Gegenüber dem Hotel Esplanade ist der Hauptsitz der „Partei des Rechts“. Hier residieren die Extremisten, die Ultranationalisten des Dobrislav Paraga, der Tudjman undemokratischer Praktiken und des Versagens vor dem Feind geziehen hatte. Am 22. November umstellten 30 bewaffnete Polizisten das Auto, in dem er und sein Parteivize Milan Vukovic saßen. Paraga wurde verhaftet, Vukovic einen Tag lang festgenommen. Seither ist Tudjman für Paragas Anhänger ohne jeden Zweifel ein Verräter, der so schnell wie möglich gestürzt werden muß. In den schwarzen Uniformen der Ustascha, aber auch den normalen Uniformen der kroatischen Kampfverbände wachen sie schwerbewaffnet vor ihrem Hauptquartier. Hagere und junge Gestalten, auch einige Frauen, entschlossene Gesichter, Physignomien von rechten Radikalen. An den Wänden hängen die Todesanzeigen der Gefallenen. Die Jahrgänge 73/74 überwiegen. Die HOS, die Freiwilligenarmee der „Partei des Rechts“, verfüge über eine Truppe von 3.000 Mann, und Tausende strömten der Miliz gerade jetzt erst zu, sagt Vukovic, ein knapp dreißigjähriger Yuppietyp, Kind kroatischer Emigranten in Kanada. Etwa hundert Ausländer seien darunter, aus allen möglichen Nationen, Österreicher und Deutsche, Franzosen, Belgier, Engländer und andere.

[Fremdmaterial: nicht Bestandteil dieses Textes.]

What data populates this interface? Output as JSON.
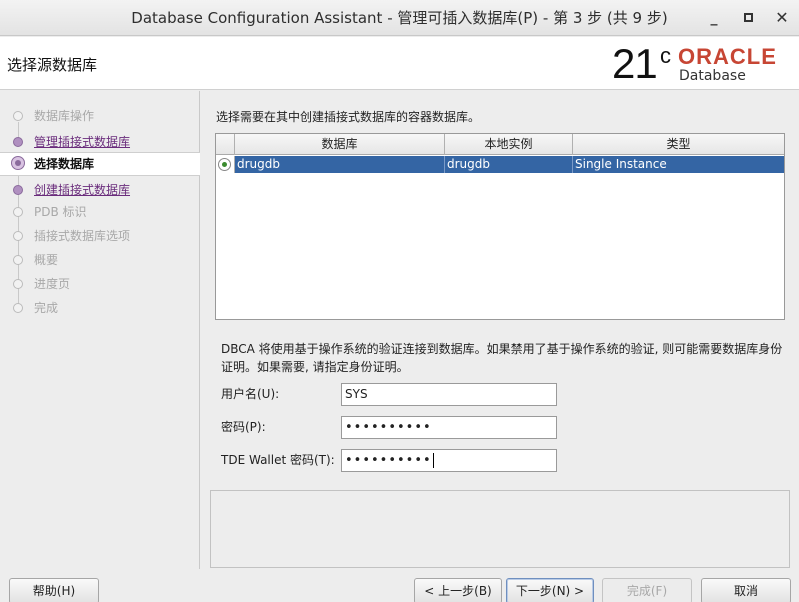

Warum Paraga und Dedakovic verhaftet wurden? Für Vukuvic ist das klar: „Tudjman merkt, daß ihm die Mitglieder und Wähler davonlaufen. Viele kommen zu uns, weil wir kompromißlos kämpfen.“ Es werde große Demonstrationen für die Freilassung Paragas geben. Doch als am Mittwoch letzter Woche sich gerade einige hundert Sympathisanten vor dem Tor versammelten, um gegen die Verhaftung ihres Führers zu protestieren, wurden die Machtverhältnisse zurechtgerückt. HOS-Kämpfer sicherten zwar schwerbewaffnet die umliegenden Straßen, und kroatische Miliz zog auf. Über eine halbe Stunde standen sich die gegnerischen Einheiten mit dem Finger am Abzug gegenüber. Doch die HOS-Führung mußte einsehen, daß sie sich einen Bürgerkrieg im Krieg nicht leisten kann.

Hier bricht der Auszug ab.